When I am up late preparing safe snacks for the boys to take to a birthday party, I am grateful. I am grateful they are not filling their bodies with junk. I am grateful they are learning about what they can and can’t eat and how to manage their allergies responsibly. I am grateful that I love to cook and can use this opportunity to do so. I am grateful that we are aware of how different foods can affect our bodies and can make healthy choices based on this. I am grateful we are not filling our bodies with chemicals, fake foods, colours or preservatives.

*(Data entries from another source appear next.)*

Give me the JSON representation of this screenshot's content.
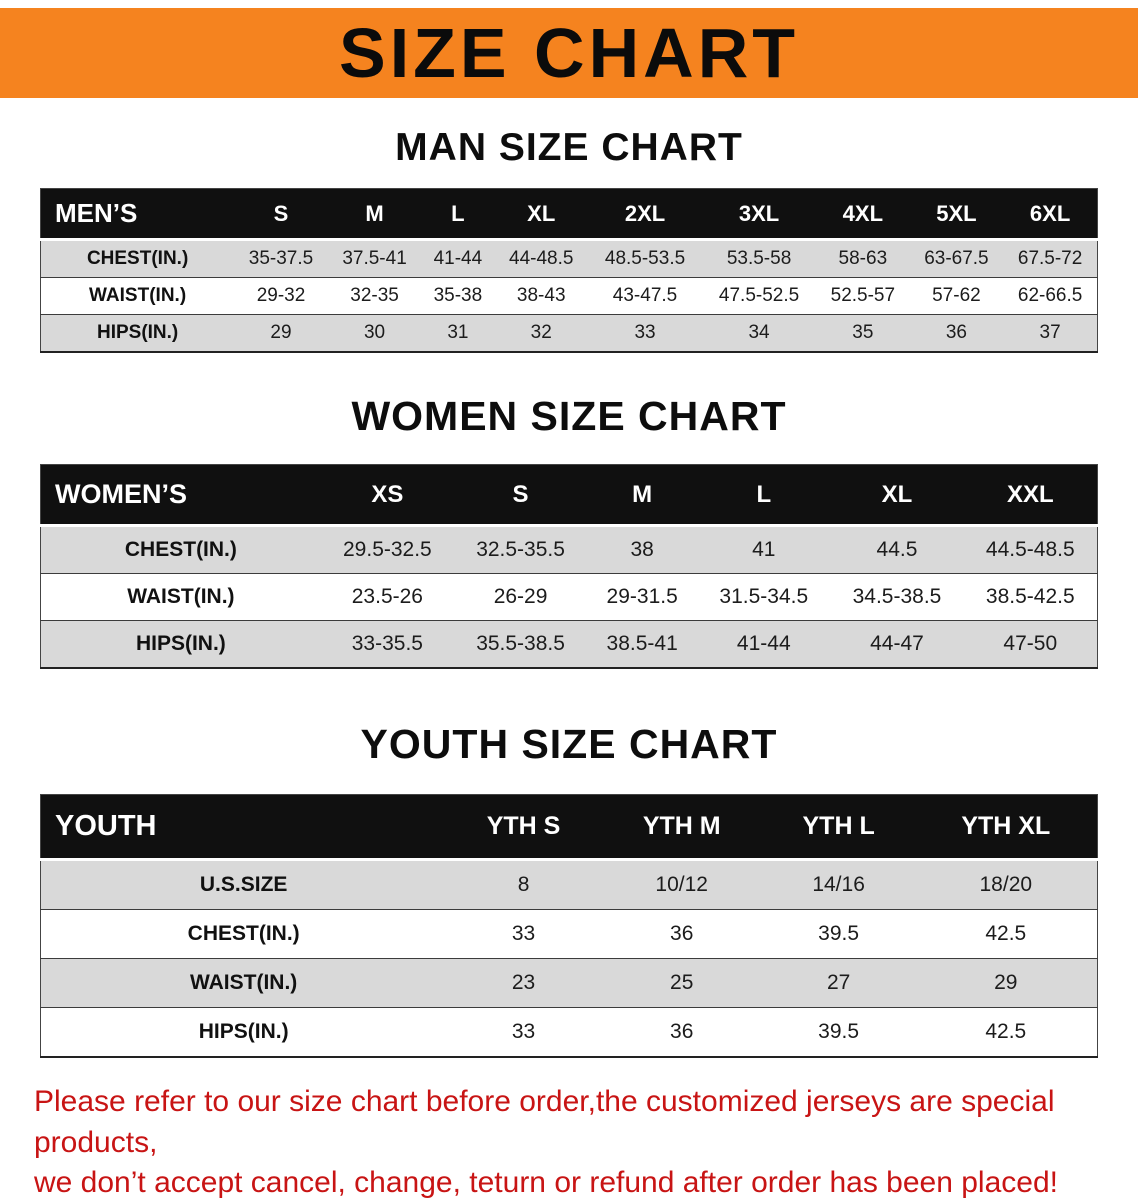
{
  "banner": {
    "title": "SIZE CHART"
  },
  "headings": {
    "men": "MAN SIZE CHART",
    "women": "WOMEN SIZE CHART",
    "youth": "YOUTH SIZE CHART"
  },
  "men_table": {
    "corner": "MEN’S",
    "columns": [
      "S",
      "M",
      "L",
      "XL",
      "2XL",
      "3XL",
      "4XL",
      "5XL",
      "6XL"
    ],
    "rows": [
      {
        "label": "CHEST(IN.)",
        "values": [
          "35-37.5",
          "37.5-41",
          "41-44",
          "44-48.5",
          "48.5-53.5",
          "53.5-58",
          "58-63",
          "63-67.5",
          "67.5-72"
        ]
      },
      {
        "label": "WAIST(IN.)",
        "values": [
          "29-32",
          "32-35",
          "35-38",
          "38-43",
          "43-47.5",
          "47.5-52.5",
          "52.5-57",
          "57-62",
          "62-66.5"
        ]
      },
      {
        "label": "HIPS(IN.)",
        "values": [
          "29",
          "30",
          "31",
          "32",
          "33",
          "34",
          "35",
          "36",
          "37"
        ]
      }
    ]
  },
  "women_table": {
    "corner": "WOMEN’S",
    "columns": [
      "XS",
      "S",
      "M",
      "L",
      "XL",
      "XXL"
    ],
    "rows": [
      {
        "label": "CHEST(IN.)",
        "values": [
          "29.5-32.5",
          "32.5-35.5",
          "38",
          "41",
          "44.5",
          "44.5-48.5"
        ]
      },
      {
        "label": "WAIST(IN.)",
        "values": [
          "23.5-26",
          "26-29",
          "29-31.5",
          "31.5-34.5",
          "34.5-38.5",
          "38.5-42.5"
        ]
      },
      {
        "label": "HIPS(IN.)",
        "values": [
          "33-35.5",
          "35.5-38.5",
          "38.5-41",
          "41-44",
          "44-47",
          "47-50"
        ]
      }
    ]
  },
  "youth_table": {
    "corner": "YOUTH",
    "columns": [
      "YTH S",
      "YTH M",
      "YTH L",
      "YTH XL"
    ],
    "rows": [
      {
        "label": "U.S.SIZE",
        "values": [
          "8",
          "10/12",
          "14/16",
          "18/20"
        ]
      },
      {
        "label": "CHEST(IN.)",
        "values": [
          "33",
          "36",
          "39.5",
          "42.5"
        ]
      },
      {
        "label": "WAIST(IN.)",
        "values": [
          "23",
          "25",
          "27",
          "29"
        ]
      },
      {
        "label": "HIPS(IN.)",
        "values": [
          "33",
          "36",
          "39.5",
          "42.5"
        ]
      }
    ]
  },
  "footer": {
    "line1": "Please refer to our size chart before order,the customized jerseys are special products,",
    "line2": "we don’t accept cancel, change, teturn or refund after order has been placed!"
  },
  "colors": {
    "banner_bg": "#f5831f",
    "table_header_bg": "#101010",
    "row_alt_bg": "#d9d9d9",
    "footer_text": "#c81414"
  }
}
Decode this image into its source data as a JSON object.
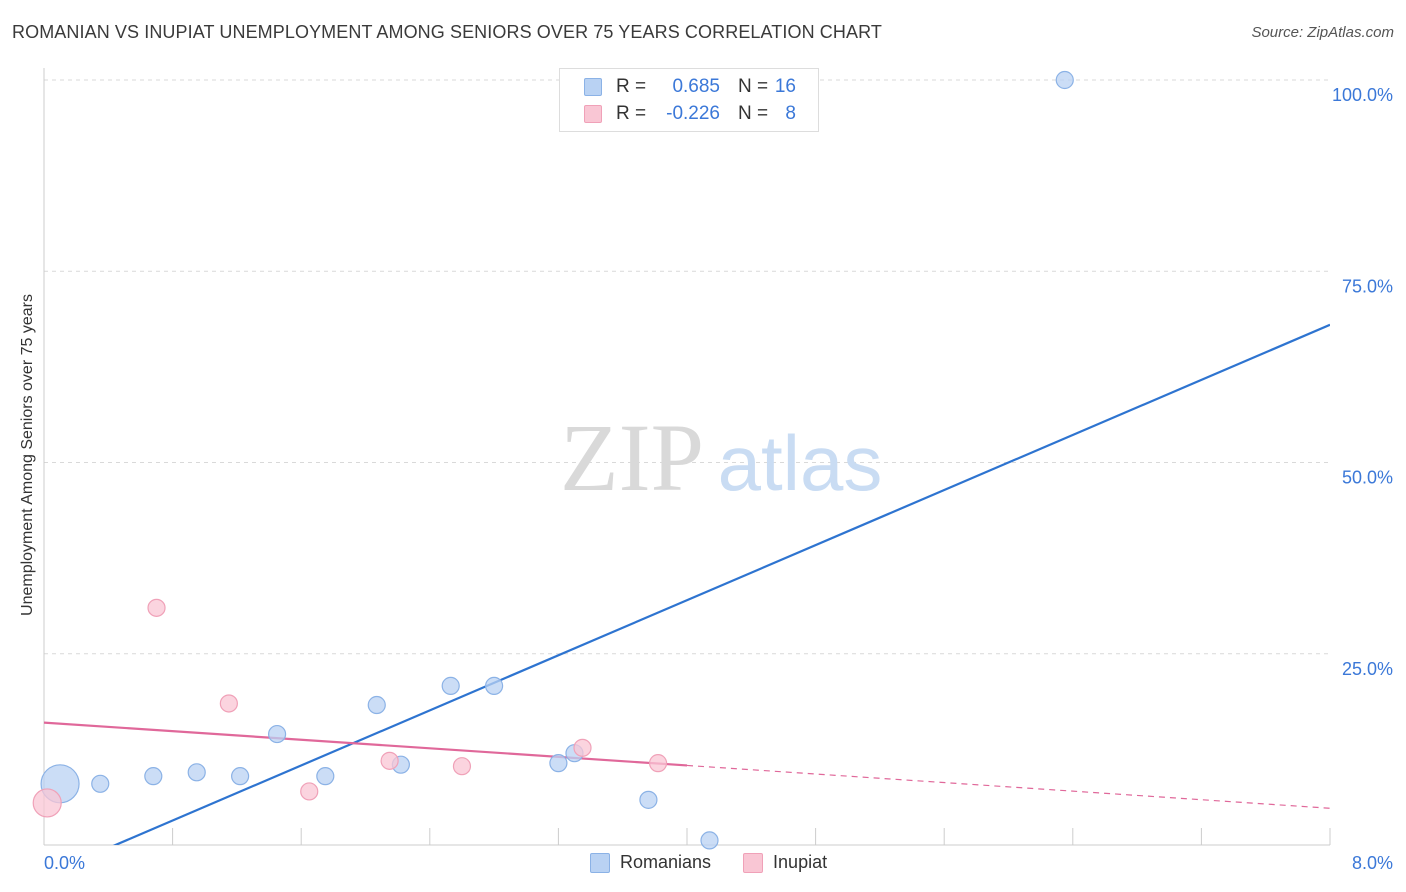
{
  "title": "ROMANIAN VS INUPIAT UNEMPLOYMENT AMONG SENIORS OVER 75 YEARS CORRELATION CHART",
  "source": "Source: ZipAtlas.com",
  "watermark": {
    "zip": "ZIP",
    "atlas": "atlas"
  },
  "legend": {
    "romanians": {
      "r_label": "R =",
      "r_value": "0.685",
      "n_label": "N =",
      "n_value": "16"
    },
    "inupiat": {
      "r_label": "R =",
      "r_value": "-0.226",
      "n_label": "N =",
      "n_value": "8"
    }
  },
  "colors": {
    "romanians_fill": "#b9d2f3",
    "romanians_stroke": "#8bb2e6",
    "romanians_line": "#2e74d0",
    "inupiat_fill": "#f9c6d4",
    "inupiat_stroke": "#f0a1b8",
    "inupiat_line": "#e0689a",
    "tick_text": "#3b78d8",
    "grid": "#d9d9d9"
  },
  "chart_data": {
    "type": "scatter",
    "title": "ROMANIAN VS INUPIAT UNEMPLOYMENT AMONG SENIORS OVER 75 YEARS CORRELATION CHART",
    "xlabel": "",
    "ylabel": "Unemployment Among Seniors over 75 years",
    "xlim": [
      0,
      8
    ],
    "ylim": [
      0,
      100
    ],
    "x_tick_labels": {
      "min": "0.0%",
      "max": "8.0%"
    },
    "y_ticks": [
      25,
      50,
      75,
      100
    ],
    "y_tick_labels": [
      "25.0%",
      "50.0%",
      "75.0%",
      "100.0%"
    ],
    "grid": true,
    "series": [
      {
        "name": "Romanians",
        "points": [
          {
            "x": 0.1,
            "y": 8.0,
            "size": "large"
          },
          {
            "x": 0.35,
            "y": 8.0
          },
          {
            "x": 0.68,
            "y": 9.0
          },
          {
            "x": 0.95,
            "y": 9.5
          },
          {
            "x": 1.22,
            "y": 9.0
          },
          {
            "x": 1.45,
            "y": 14.5
          },
          {
            "x": 1.75,
            "y": 9.0
          },
          {
            "x": 2.07,
            "y": 18.3
          },
          {
            "x": 2.22,
            "y": 10.5
          },
          {
            "x": 2.53,
            "y": 20.8
          },
          {
            "x": 2.8,
            "y": 20.8
          },
          {
            "x": 3.2,
            "y": 10.7
          },
          {
            "x": 3.3,
            "y": 12.0
          },
          {
            "x": 3.76,
            "y": 5.9
          },
          {
            "x": 4.14,
            "y": 0.6
          },
          {
            "x": 6.35,
            "y": 100.0
          }
        ],
        "trend": {
          "x0": 0.0,
          "y0": -4.0,
          "x1": 8.0,
          "y1": 68.0
        }
      },
      {
        "name": "Inupiat",
        "points": [
          {
            "x": 0.02,
            "y": 5.5,
            "size": "large"
          },
          {
            "x": 0.7,
            "y": 31.0
          },
          {
            "x": 1.15,
            "y": 18.5
          },
          {
            "x": 1.65,
            "y": 7.0
          },
          {
            "x": 2.15,
            "y": 11.0
          },
          {
            "x": 2.6,
            "y": 10.3
          },
          {
            "x": 3.35,
            "y": 12.7
          },
          {
            "x": 3.82,
            "y": 10.7
          }
        ],
        "trend": {
          "x0": 0.0,
          "y0": 16.0,
          "x1": 8.0,
          "y1": 4.8,
          "solid_until_x": 4.0
        }
      }
    ]
  },
  "bottom_legend": [
    {
      "label": "Romanians"
    },
    {
      "label": "Inupiat"
    }
  ]
}
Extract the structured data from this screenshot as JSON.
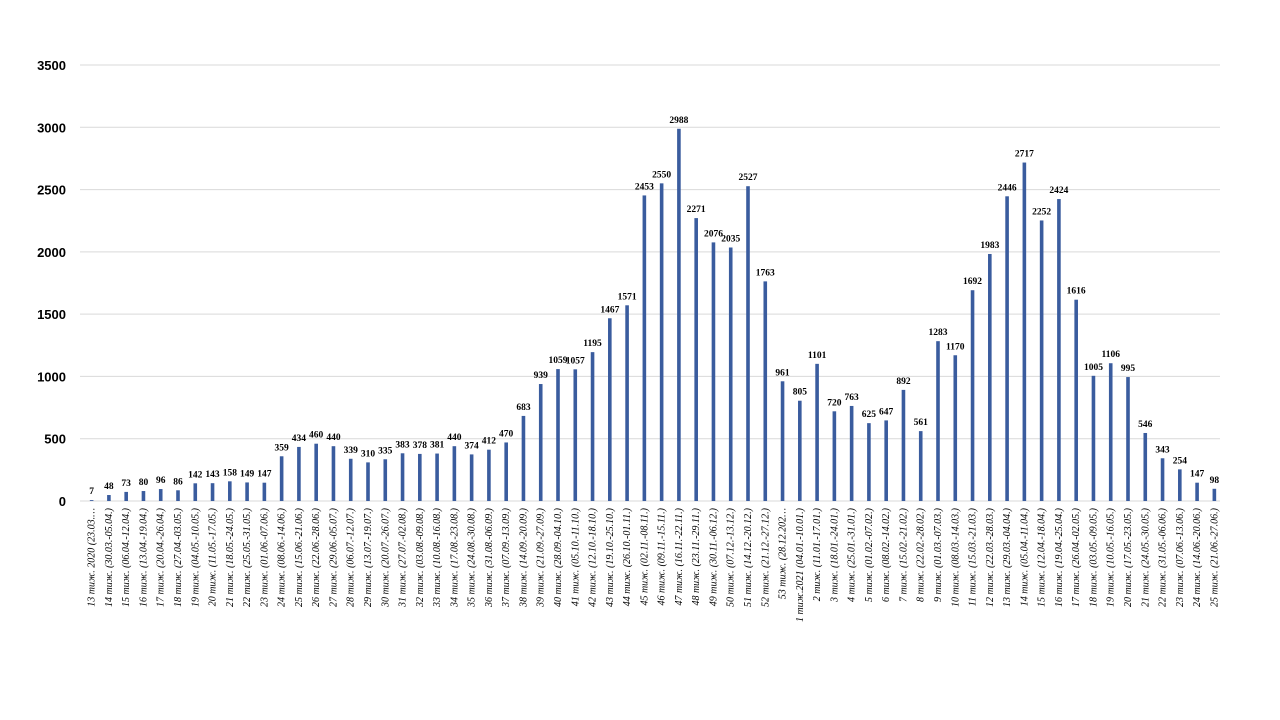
{
  "chart_data": {
    "type": "bar",
    "title": "",
    "xlabel": "",
    "ylabel": "",
    "ylim": [
      0,
      3500
    ],
    "yticks": [
      0,
      500,
      1000,
      1500,
      2000,
      2500,
      3000,
      3500
    ],
    "grid": true,
    "legend": "none",
    "bar_color": "#3a5c9e",
    "categories": [
      "13 тиж. 2020 (23.03.…",
      "14 тиж. (30.03.-05.04.)",
      "15 тиж. (06.04.-12.04.)",
      "16 тиж. (13.04.-19.04.)",
      "17 тиж. (20.04.-26.04.)",
      "18 тиж. (27.04.-03.05.)",
      "19 тиж. (04.05.-10.05.)",
      "20 тиж. (11.05.-17.05.)",
      "21 тиж. (18.05.-24.05.)",
      "22 тиж. (25.05.-31.05.)",
      "23 тиж. (01.06.-07.06.)",
      "24 тиж. (08.06.-14.06.)",
      "25 тиж. (15.06.-21.06.)",
      "26 тиж. (22.06.-28.06.)",
      "27 тиж. (29.06.-05.07.)",
      "28 тиж. (06.07.-12.07.)",
      "29 тиж. (13.07.-19.07.)",
      "30 тиж. (20.07.-26.07.)",
      "31 тиж. (27.07.-02.08.)",
      "32 тиж. (03.08.-09.08.)",
      "33 тиж. (10.08.-16.08.)",
      "34 тиж. (17.08.-23.08.)",
      "35 тиж. (24.08.-30.08.)",
      "36 тиж. (31.08.-06.09.)",
      "37 тиж. (07.09.-13.09.)",
      "38 тиж. (14.09.-20.09.)",
      "39 тиж. (21.09.-27.09.)",
      "40 тиж. (28.09.-04.10.)",
      "41 тиж. (05.10.-11.10.)",
      "42 тиж. (12.10.-18.10.)",
      "43 тиж. (19.10.-25.10.)",
      "44 тиж. (26.10.-01.11.)",
      "45 тиж. (02.11.-08.11.)",
      "46 тиж. (09.11.-15.11.)",
      "47 тиж. (16.11.-22.11.)",
      "48 тиж. (23.11.-29.11.)",
      "49 тиж. (30.11.-06.12.)",
      "50 тиж. (07.12.-13.12.)",
      "51 тиж. (14.12.-20.12.)",
      "52 тиж. (21.12.-27.12.)",
      "53 тиж. (28.12.202…",
      "1 тиж.2021 (04.01.-10.01.)",
      "2 тиж. (11.01.-17.01.)",
      "3 тиж. (18.01.-24.01.)",
      "4 тиж. (25.01.-31.01.)",
      "5 тиж. (01.02.-07.02.)",
      "6 тиж. (08.02.-14.02.)",
      "7 тиж. (15.02.-21.02.)",
      "8 тиж. (22.02.-28.02.)",
      "9 тиж. (01.03.-07.03.)",
      "10 тиж. (08.03.-14.03.)",
      "11 тиж. (15.03.-21.03.)",
      "12 тиж. (22.03.-28.03.)",
      "13 тиж. (29.03.-04.04.)",
      "14 тиж. (05.04.-11.04.)",
      "15 тиж. (12.04.-18.04.)",
      "16 тиж. (19.04.-25.04.)",
      "17 тиж. (26.04.-02.05.)",
      "18 тиж. (03.05.-09.05.)",
      "19 тиж. (10.05.-16.05.)",
      "20 тиж. (17.05.-23.05.)",
      "21 тиж. (24.05.-30.05.)",
      "22 тиж. (31.05.-06.06.)",
      "23 тиж. (07.06.-13.06.)",
      "24 тиж. (14.06.-20.06.)",
      "25 тиж. (21.06.-27.06.)"
    ],
    "values": [
      7,
      48,
      73,
      80,
      96,
      86,
      142,
      143,
      158,
      149,
      147,
      359,
      434,
      460,
      440,
      339,
      310,
      335,
      383,
      378,
      381,
      440,
      374,
      412,
      470,
      683,
      939,
      1059,
      1057,
      1195,
      1467,
      1571,
      2453,
      2550,
      2988,
      2271,
      2076,
      2035,
      2527,
      1763,
      961,
      805,
      1101,
      720,
      763,
      625,
      647,
      892,
      561,
      1283,
      1170,
      1692,
      1983,
      2446,
      2717,
      2252,
      2424,
      1616,
      1005,
      1106,
      995,
      546,
      343,
      254,
      147,
      98
    ]
  }
}
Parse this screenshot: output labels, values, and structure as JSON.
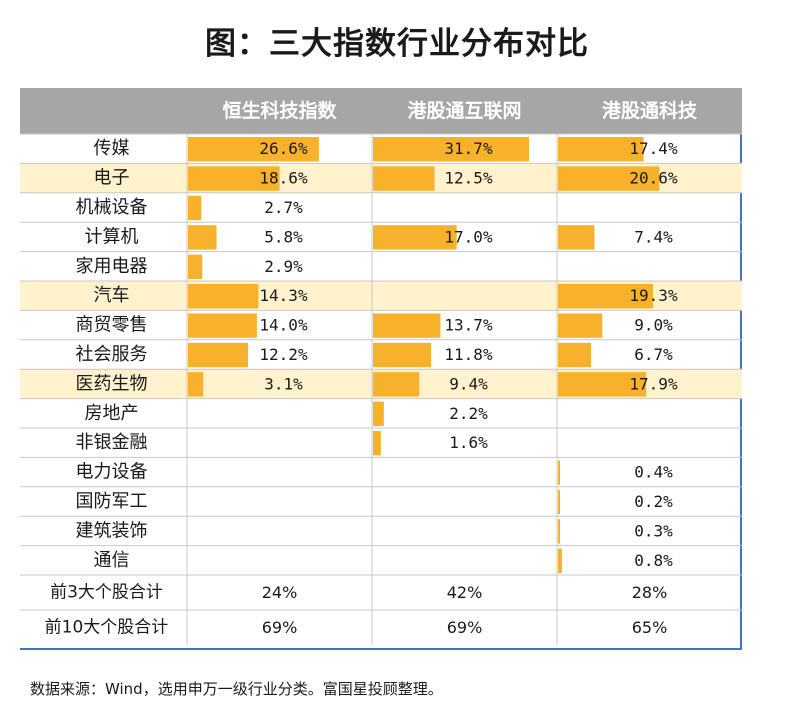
{
  "title": "图：三大指数行业分布对比",
  "note": "数据来源：Wind，选用申万一级行业分类。富国星投顾整理。",
  "colors": {
    "header_bg": "#a6a6a6",
    "header_text": "#ffffff",
    "highlight_row": "#fff2cc",
    "bar": "#f7b12b",
    "grid": "#c8c8c8"
  },
  "chart_data": {
    "type": "table",
    "title": "图：三大指数行业分布对比",
    "columns": [
      "恒生科技指数",
      "港股通互联网",
      "港股通科技"
    ],
    "rows": [
      {
        "industry": "传媒",
        "values": [
          26.6,
          31.7,
          17.4
        ],
        "labels": [
          "26.6%",
          "31.7%",
          "17.4%"
        ],
        "highlight": false
      },
      {
        "industry": "电子",
        "values": [
          18.6,
          12.5,
          20.6
        ],
        "labels": [
          "18.6%",
          "12.5%",
          "20.6%"
        ],
        "highlight": true
      },
      {
        "industry": "机械设备",
        "values": [
          2.7,
          null,
          null
        ],
        "labels": [
          "2.7%",
          "",
          ""
        ],
        "highlight": false
      },
      {
        "industry": "计算机",
        "values": [
          5.8,
          17.0,
          7.4
        ],
        "labels": [
          "5.8%",
          "17.0%",
          "7.4%"
        ],
        "highlight": false
      },
      {
        "industry": "家用电器",
        "values": [
          2.9,
          null,
          null
        ],
        "labels": [
          "2.9%",
          "",
          ""
        ],
        "highlight": false
      },
      {
        "industry": "汽车",
        "values": [
          14.3,
          null,
          19.3
        ],
        "labels": [
          "14.3%",
          "",
          "19.3%"
        ],
        "highlight": true
      },
      {
        "industry": "商贸零售",
        "values": [
          14.0,
          13.7,
          9.0
        ],
        "labels": [
          "14.0%",
          "13.7%",
          "9.0%"
        ],
        "highlight": false
      },
      {
        "industry": "社会服务",
        "values": [
          12.2,
          11.8,
          6.7
        ],
        "labels": [
          "12.2%",
          "11.8%",
          "6.7%"
        ],
        "highlight": false
      },
      {
        "industry": "医药生物",
        "values": [
          3.1,
          9.4,
          17.9
        ],
        "labels": [
          "3.1%",
          "9.4%",
          "17.9%"
        ],
        "highlight": true
      },
      {
        "industry": "房地产",
        "values": [
          null,
          2.2,
          null
        ],
        "labels": [
          "",
          "2.2%",
          ""
        ],
        "highlight": false
      },
      {
        "industry": "非银金融",
        "values": [
          null,
          1.6,
          null
        ],
        "labels": [
          "",
          "1.6%",
          ""
        ],
        "highlight": false
      },
      {
        "industry": "电力设备",
        "values": [
          null,
          null,
          0.4
        ],
        "labels": [
          "",
          "",
          "0.4%"
        ],
        "highlight": false
      },
      {
        "industry": "国防军工",
        "values": [
          null,
          null,
          0.2
        ],
        "labels": [
          "",
          "",
          "0.2%"
        ],
        "highlight": false
      },
      {
        "industry": "建筑装饰",
        "values": [
          null,
          null,
          0.3
        ],
        "labels": [
          "",
          "",
          "0.3%"
        ],
        "highlight": false
      },
      {
        "industry": "通信",
        "values": [
          null,
          null,
          0.8
        ],
        "labels": [
          "",
          "",
          "0.8%"
        ],
        "highlight": false
      }
    ],
    "summary_rows": [
      {
        "label": "前3大个股合计",
        "values": [
          "24%",
          "42%",
          "28%"
        ]
      },
      {
        "label": "前10大个股合计",
        "values": [
          "69%",
          "69%",
          "65%"
        ]
      }
    ],
    "bar_scale_max": 31.7
  }
}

When I open the fridge to get ‘starving Felix’ a snack and there is nothing right there, he can eat, I am grateful. I am grateful that the kid who was once fed through a tube down his nose is asking for food. I am grateful that I can find any fruit or vegetable and prepare this for him to eat, 5 months ago he could only eat 4 foods. I’m so grateful for that. I am grateful that though I often have to spend time preparing him something, rather than grab it off a shelf, I am teaching him patience, as he watches me find something and helps me cook it. Don’t be fooled there is often squealing involved and it ends in pots and pans pulled out all over the kitchen floor! But that’s ok because he has also taught me that perfect isn’t having organised cupboards or clean floors. Perfect is that moment right now, because life is happening and we are all OK.

I have learned that we all have problems and challenges. Sitting next to my child, limp and lethargic in the emergency room after he has vomited until he is passed out because of something he ate, is not much fun. But neither is sitting in the doctor’s waiting room, waiting to have your child’s 5th ear infection that month, diagnosed. Neither is dealing with major scream-cry-and-throw-shit temper tantrums all day. Nor is getting up every.single.hour overnight to an unsettled baby. I am no more super than the rest of you. You can have your unsettled baby and your ear infections, and i’ll have my children with food allergies, because that’s what I do best.

So last year I found something, I discovered this resourceful, passionate, driven, strong, truly blessed woman. She wasn’t quite what I had been looking for, she was better. I have food allergies to thank for that. The experience has helped shape me into the person I am today and this, I am so grateful for.